Sunday, May 18, 2014

The Maps of the Week

The Name Navigator is an awesome data visualization of the popularity of American names over 100 years. It consists of a mapped portal which allows you to discover where and when your name has been most popular.

Enter your first name into the Name Navigator and you can view an animated heat map, which shows the popularity of your name in each state over the last 100 years. You can even select any year and click on the map to find out how popular your name was in that year in the selected state.

Alongside the map a frequency graph is displayed showing the rise and fall of your name's popularity over time. You don't even need to restrict yourself to one name. You can also add your friends' names and view a side by side comparison of both your names' popularity over the last 100 years.
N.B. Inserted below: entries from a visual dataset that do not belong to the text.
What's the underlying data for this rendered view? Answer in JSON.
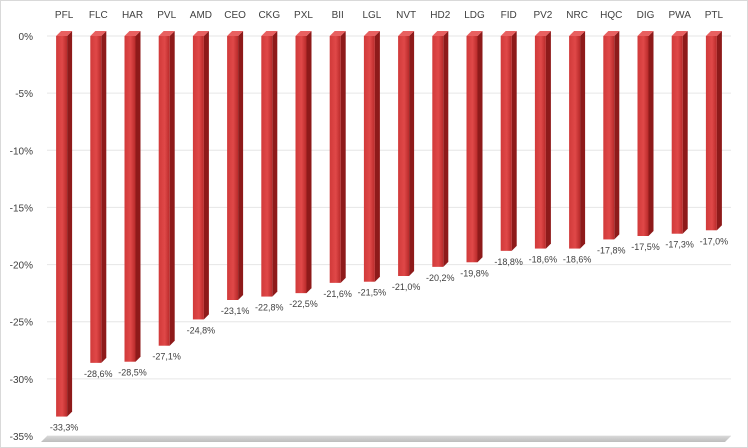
{
  "chart_data": {
    "type": "bar",
    "title": "",
    "xlabel": "",
    "ylabel": "",
    "categories": [
      "PFL",
      "FLC",
      "HAR",
      "PVL",
      "AMD",
      "CEO",
      "CKG",
      "PXL",
      "BII",
      "LGL",
      "NVT",
      "HD2",
      "LDG",
      "FID",
      "PV2",
      "NRC",
      "HQC",
      "DIG",
      "PWA",
      "PTL"
    ],
    "values": [
      -33.3,
      -28.6,
      -28.5,
      -27.1,
      -24.8,
      -23.1,
      -22.8,
      -22.5,
      -21.6,
      -21.5,
      -21.0,
      -20.2,
      -19.8,
      -18.8,
      -18.6,
      -18.6,
      -17.8,
      -17.5,
      -17.3,
      -17.0
    ],
    "value_labels": [
      "-33,3%",
      "-28,6%",
      "-28,5%",
      "-27,1%",
      "-24,8%",
      "-23,1%",
      "-22,8%",
      "-22,5%",
      "-21,6%",
      "-21,5%",
      "-21,0%",
      "-20,2%",
      "-19,8%",
      "-18,8%",
      "-18,6%",
      "-18,6%",
      "-17,8%",
      "-17,5%",
      "-17,3%",
      "-17,0%"
    ],
    "ylim": [
      -35,
      0
    ],
    "yticks": [
      0,
      -5,
      -10,
      -15,
      -20,
      -25,
      -30,
      -35
    ],
    "ytick_labels": [
      "0%",
      "-5%",
      "-10%",
      "-15%",
      "-20%",
      "-25%",
      "-30%",
      "-35%"
    ],
    "grid": true,
    "legend": "none",
    "category_axis_position": "top",
    "colors": {
      "bar_front": "#d13a3a",
      "bar_side": "#8e1a1a",
      "bar_top": "#e86060",
      "grid": "#e6e6e6",
      "floor": "#c8c8c8"
    }
  }
}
I'm a huge fan of CartoDB's Torque library, which is capable of creating very powerful animated mapped time-line visualizations of large data sets. The India's Election: 2014 so far on Twitter map is one of the more impressive examples of a CartoDB Torque created map that I've seen.

The use of different colors for each of the three party leaders results in a very impressive looking map, redolent of a Jackson Pollock painting. Among all the visual noise it is difficult to pick out which of the party leaders received the most Twitter mentions. However it is still a powerful visualization of when and where around the world people were Tweeting about the Indian election.
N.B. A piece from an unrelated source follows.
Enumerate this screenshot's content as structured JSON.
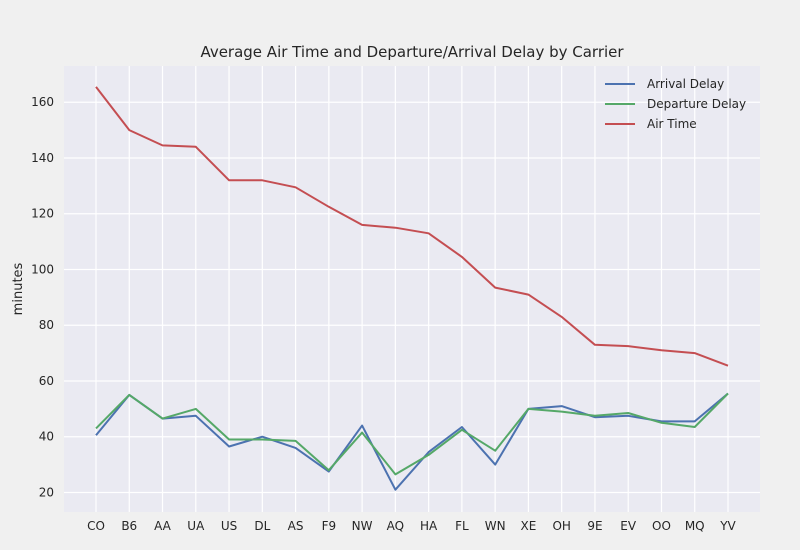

Digital Augustan Rome is an online interactive map of ancient Rome, as it looked around A.D. 14. The map is an accurate depiction of the size, location, and orientation of the various structures, roads, and water systems of the city at a pivotal phase in its transformation into the imperial capital.

The map includes points of interest throughout the city, so it is a great resource for learning about the buildings and the life of the Romans. The map even includes a terrain overlay which shows the city’s historical topography at the time of Augustus.

Cartography geeks will also be very interested in how the map was made. Making the Map is a fascinating article explaining the cartographic resources used and the processes undertaken to create this gorgeous interactive map of ancient Rome.